There’s an obvious disconnect between [stock] valuations and the underlying economy…and if this persists it “brings up a valid question” as to “whether capital markets play a useful role in the economy,” Block said.
Comments from the short seller echo those from other prominent Wall Street investors, including billionaire venture capitalist Chamath Palihapitiya, who recently argued that the government hasn’t done enough to put money into the hands of people needing it the most and have instead propped up industries and wealthy investors at the expense of average Americans.
“On Main Street today, people are getting wiped out. Right now, rich CEOs are not, boards that have horrible governance are not. People are,” the Social Capital founder and CEO told CNBC last month. More recently, billionaire Mark Cuban said it’s time for the government to promote “trickle-up economics” to save small businesses, because the Paycheck Protection Program isn’t cutting it.
“Money needs to go directly into the hands of people who are negatively impacted by this,” Block told MarketWatch on Monday. “What nobody wants to say is all of this monetary stimulus and fiscal stimulus is a subsidy for capital.
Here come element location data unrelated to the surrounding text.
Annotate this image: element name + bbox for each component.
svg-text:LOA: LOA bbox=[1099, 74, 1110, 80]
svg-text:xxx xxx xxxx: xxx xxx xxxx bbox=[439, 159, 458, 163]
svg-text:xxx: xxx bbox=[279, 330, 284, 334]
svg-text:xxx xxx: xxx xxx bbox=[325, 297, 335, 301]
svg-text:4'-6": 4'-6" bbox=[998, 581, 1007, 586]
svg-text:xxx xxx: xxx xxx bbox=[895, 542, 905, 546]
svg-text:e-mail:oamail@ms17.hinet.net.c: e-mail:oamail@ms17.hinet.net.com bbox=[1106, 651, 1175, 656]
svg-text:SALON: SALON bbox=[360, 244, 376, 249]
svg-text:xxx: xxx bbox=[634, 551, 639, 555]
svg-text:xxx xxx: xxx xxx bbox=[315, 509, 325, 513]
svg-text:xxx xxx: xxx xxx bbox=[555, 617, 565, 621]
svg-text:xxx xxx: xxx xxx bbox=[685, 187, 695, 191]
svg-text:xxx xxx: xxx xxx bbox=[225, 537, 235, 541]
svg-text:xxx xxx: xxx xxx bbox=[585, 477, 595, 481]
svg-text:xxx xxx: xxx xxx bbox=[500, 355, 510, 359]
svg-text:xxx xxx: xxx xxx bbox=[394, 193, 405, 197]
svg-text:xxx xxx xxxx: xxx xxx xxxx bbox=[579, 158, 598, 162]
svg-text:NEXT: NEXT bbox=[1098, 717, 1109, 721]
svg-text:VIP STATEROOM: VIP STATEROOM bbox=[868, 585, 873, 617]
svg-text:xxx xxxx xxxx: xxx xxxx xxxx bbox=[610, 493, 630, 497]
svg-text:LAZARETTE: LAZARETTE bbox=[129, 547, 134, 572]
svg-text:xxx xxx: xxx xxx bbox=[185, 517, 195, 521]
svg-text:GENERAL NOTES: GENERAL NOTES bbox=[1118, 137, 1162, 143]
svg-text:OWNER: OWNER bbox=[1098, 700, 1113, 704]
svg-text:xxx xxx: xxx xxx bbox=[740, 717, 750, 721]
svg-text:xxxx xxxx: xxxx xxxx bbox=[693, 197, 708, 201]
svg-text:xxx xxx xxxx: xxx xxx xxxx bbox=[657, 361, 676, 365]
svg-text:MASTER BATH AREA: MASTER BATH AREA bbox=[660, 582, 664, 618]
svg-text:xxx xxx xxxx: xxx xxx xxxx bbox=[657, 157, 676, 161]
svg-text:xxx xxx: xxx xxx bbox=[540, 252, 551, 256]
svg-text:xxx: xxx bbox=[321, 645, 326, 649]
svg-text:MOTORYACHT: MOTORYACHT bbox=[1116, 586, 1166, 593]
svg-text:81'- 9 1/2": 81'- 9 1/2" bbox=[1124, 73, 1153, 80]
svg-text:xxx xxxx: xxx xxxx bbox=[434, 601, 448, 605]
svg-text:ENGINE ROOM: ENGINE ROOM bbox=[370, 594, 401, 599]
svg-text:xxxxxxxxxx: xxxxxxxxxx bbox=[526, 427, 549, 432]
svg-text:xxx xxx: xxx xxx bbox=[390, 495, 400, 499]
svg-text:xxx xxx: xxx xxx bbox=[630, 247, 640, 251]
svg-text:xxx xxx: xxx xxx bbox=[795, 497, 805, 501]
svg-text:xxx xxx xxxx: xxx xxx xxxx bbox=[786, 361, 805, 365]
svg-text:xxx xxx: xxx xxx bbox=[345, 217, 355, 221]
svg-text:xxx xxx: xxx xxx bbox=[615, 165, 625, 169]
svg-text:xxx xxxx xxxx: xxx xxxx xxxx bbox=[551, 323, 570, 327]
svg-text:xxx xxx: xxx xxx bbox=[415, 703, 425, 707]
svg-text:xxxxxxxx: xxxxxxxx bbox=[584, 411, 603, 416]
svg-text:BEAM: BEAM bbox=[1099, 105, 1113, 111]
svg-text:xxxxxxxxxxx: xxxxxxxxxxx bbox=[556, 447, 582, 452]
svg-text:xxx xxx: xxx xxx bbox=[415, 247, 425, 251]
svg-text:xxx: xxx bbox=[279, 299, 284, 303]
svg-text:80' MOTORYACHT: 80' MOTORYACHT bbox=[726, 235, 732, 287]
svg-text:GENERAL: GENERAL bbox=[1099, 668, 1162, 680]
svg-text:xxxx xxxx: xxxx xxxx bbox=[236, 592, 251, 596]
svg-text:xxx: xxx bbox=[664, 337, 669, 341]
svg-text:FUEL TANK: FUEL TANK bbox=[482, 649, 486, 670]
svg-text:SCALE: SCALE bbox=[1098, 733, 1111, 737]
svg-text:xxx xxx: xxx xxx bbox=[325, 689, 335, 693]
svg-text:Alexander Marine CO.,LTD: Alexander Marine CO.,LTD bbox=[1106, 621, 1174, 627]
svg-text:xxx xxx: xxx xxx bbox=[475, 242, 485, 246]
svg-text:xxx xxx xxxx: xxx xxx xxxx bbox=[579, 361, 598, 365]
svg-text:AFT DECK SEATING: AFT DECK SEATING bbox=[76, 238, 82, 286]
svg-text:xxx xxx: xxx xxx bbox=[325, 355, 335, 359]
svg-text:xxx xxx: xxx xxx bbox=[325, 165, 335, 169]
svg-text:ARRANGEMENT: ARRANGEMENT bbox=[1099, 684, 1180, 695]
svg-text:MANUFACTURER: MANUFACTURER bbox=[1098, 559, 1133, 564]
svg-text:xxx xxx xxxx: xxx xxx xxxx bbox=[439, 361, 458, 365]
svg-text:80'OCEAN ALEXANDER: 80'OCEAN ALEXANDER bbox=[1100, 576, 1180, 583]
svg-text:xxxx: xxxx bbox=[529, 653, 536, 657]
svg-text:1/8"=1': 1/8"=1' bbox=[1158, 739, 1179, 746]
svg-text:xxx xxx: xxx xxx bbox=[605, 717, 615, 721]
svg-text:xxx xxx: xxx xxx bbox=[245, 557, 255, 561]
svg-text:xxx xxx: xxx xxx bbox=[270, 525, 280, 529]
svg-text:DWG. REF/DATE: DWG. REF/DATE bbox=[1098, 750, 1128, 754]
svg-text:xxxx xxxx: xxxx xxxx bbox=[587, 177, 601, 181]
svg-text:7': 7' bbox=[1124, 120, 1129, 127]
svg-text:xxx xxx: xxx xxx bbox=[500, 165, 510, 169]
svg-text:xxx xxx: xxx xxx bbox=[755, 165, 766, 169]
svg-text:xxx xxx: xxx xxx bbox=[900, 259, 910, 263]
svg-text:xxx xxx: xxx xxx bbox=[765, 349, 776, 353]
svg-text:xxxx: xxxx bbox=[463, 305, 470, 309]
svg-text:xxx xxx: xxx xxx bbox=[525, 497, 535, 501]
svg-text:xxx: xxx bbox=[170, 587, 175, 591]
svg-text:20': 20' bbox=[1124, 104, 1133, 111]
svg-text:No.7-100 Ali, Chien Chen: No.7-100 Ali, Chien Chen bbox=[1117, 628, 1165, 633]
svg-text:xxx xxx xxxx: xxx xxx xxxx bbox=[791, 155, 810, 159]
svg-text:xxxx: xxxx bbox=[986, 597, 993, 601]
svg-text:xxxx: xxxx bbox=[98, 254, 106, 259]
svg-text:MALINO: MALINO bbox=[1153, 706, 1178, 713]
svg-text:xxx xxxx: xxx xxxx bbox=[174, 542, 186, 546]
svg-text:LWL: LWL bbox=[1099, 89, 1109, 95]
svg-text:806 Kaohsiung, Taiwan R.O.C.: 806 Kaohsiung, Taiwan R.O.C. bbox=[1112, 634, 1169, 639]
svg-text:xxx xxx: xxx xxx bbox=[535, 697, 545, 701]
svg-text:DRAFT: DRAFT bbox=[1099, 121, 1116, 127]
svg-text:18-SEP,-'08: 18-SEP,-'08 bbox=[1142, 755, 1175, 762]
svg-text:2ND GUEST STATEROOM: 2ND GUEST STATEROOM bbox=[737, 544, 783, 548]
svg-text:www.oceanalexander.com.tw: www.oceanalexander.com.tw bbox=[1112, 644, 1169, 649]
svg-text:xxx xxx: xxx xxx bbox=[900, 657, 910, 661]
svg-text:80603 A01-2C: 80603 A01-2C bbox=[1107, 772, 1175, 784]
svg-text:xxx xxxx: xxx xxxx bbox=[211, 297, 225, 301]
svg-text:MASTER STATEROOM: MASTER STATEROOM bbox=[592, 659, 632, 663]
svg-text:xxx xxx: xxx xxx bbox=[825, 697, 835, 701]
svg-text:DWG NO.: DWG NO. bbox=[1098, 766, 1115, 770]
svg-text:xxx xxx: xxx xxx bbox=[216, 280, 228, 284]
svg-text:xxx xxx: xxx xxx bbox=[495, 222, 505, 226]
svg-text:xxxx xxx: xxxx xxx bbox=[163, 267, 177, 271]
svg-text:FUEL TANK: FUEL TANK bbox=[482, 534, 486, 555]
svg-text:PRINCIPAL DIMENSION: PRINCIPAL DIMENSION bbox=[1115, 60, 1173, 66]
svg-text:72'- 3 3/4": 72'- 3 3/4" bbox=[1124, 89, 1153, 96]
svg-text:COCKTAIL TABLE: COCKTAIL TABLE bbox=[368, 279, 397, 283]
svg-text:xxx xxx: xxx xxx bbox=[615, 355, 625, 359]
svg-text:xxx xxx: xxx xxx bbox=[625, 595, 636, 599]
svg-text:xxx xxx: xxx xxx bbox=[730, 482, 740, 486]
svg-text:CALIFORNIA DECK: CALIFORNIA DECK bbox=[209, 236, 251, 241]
We have been subsidizing capital massively.”
Laugh or cry?
Block and his firm made headlines in 2011 with a short call on Sino-Forest Group, a Toronto-listed lumber firm with operations in China. Block alleged accounting fraud. The company denied the allegations but eventually collapsed. Since then Block has become best known for shorting other Chinese companies.
Block is currently targeting GSX Techedu US:GSX, a Chinese online-education company, alleging fraud. GSX also has been targeted by another short seller, Andrew Left’s Citron Research, and has previously denied allegations by Citron about its financial statements.
A representative for GSX didn’t immediately return an email and call for comment.
Block’s allegations come as Chinese companies have faced growing scrutiny from investors after China-based coffee chain Luckin Coffee Inc. US:LK revealed that much of its sales last year were fabricated by a few employees. Shares of Luckin have been down nearly 90% so far this year.
“I don’t know whether to laugh or cry,” Block said of what he perceives as a long-running problem with Chinese companies listed in the U.S.